A photograph showing the back of a remote worker, a woman with long hair, sitting in a chair and facing a dual-monitor computer setup. The monitor on the right clearly displays lines of code in a dark-themed integrated development environment (IDE). Peeking out from between the person's back and the chair is a curious-looking tabby cat, staring directly at the camera. An overlay of white text at the bottom of the image reads: 'Behind every remote worker is a cat that hasn't signed an NDA and will sell all the secrets for a piece of sashimi.' This meme humorously captures a slice of remote work life, particularly for those in the tech industry. It juxtaposes the serious concept of corporate security and Non-Disclosure Agreements (NDAs) with the innocent and amoral nature of a pet. The joke lies in personifying the cat as a potential agent of corporate espionage whose loyalty can be easily swayed by a simple treat, making it the ultimate, adorable insider threat

Comments

12
Anonymous ★ Top Pick Forget zero-trust architecture; the real vulnerability in any remote setup is the feline-in-the-middle attack vector whose encryption can be broken with a single piece of tuna
  1. Anonymous ★ Top Pick

    Forget zero-trust architecture; the real vulnerability in any remote setup is the feline-in-the-middle attack vector whose encryption can be broken with a single piece of tuna

  2. Anonymous

    All that budget on zero-trust architecture and the real data-exfil vector is still a purring packet sniffer willing to trade your proprietary algorithm for half a tuna roll

  3. Anonymous

    After 20 years of implementing zero-trust architectures and SOC2 compliance, the greatest security vulnerability in my home office isn't an unpatched CVE or a misconfigured firewall rule - it's a creature with root access to my lap who would absolutely trade my company's entire Kubernetes secrets vault for a can of Fancy Feast

  4. Anonymous

    This perfectly captures the overlooked attack vector in every threat model: the zero-day vulnerability sitting on your lap with root access to your attention, kernel-level visibility into your screen, and a complete disregard for your company's security policies.
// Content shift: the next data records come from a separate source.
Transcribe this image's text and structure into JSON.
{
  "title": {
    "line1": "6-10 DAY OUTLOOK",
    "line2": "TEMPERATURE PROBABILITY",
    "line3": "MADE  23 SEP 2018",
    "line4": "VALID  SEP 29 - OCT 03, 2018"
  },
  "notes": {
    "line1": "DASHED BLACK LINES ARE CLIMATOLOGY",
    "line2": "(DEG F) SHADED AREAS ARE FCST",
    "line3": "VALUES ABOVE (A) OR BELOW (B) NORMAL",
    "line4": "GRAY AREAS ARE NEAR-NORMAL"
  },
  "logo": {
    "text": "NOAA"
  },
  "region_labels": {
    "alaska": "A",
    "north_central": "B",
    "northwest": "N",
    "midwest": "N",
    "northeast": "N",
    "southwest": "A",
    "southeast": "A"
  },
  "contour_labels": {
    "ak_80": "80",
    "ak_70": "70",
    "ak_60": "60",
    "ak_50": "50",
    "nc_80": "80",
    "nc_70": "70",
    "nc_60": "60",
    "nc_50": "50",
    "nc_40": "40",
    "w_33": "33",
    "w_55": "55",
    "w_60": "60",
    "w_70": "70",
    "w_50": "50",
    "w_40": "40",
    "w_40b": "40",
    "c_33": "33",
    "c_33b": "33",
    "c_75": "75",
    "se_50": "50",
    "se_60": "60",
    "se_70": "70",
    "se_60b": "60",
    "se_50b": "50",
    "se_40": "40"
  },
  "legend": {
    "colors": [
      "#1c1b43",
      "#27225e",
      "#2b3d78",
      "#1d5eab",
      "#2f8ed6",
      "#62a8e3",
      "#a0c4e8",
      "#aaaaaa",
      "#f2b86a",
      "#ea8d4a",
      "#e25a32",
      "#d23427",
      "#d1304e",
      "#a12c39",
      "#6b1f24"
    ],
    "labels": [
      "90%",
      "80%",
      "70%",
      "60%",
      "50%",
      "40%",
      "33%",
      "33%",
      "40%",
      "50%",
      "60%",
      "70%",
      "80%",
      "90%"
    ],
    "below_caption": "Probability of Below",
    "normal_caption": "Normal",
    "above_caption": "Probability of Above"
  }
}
No MFA, no access controls, just pure social engineering for fish. The real reason we need end-to-end encryption isn't the NSA - it's preventing Mr. Whiskers from leaking your microservices architecture to the neighbor's cat for a can of tuna

  5. Anonymous

    We rolled out Zero Trust and DLP, yet the highest‑privileged principal still has permanent lap access and accepts sashimi as a data‑exfil channel

  6. Anonymous

    Cat's got full view of your Kubernetes secrets - zero clearance, infinite purr-sistence, sold for sashimi

  7. Anonymous

    Updated WFH threat model: internal actor “catd” has physical access, zero NDA, and a low-cost sashimi exploit - mitigate with a treats vault and least‑privilege lap policy

  8. @Algoinde 2y

    And in front of every remote worker is another cat that will drop your critical infra by taking a stroll on the keyboard

  9. @PurpleTigrr 2y

    Jetbrains my beloved

    1. @karanokyoukai 2y

      JB sponsor

  10. @dsmagikswsa 2y

    in the meantime, everyone just use GPT gen code and forget about NDA lol

  11. @Diotost 2y

    I remember Cats and Dogs movie series.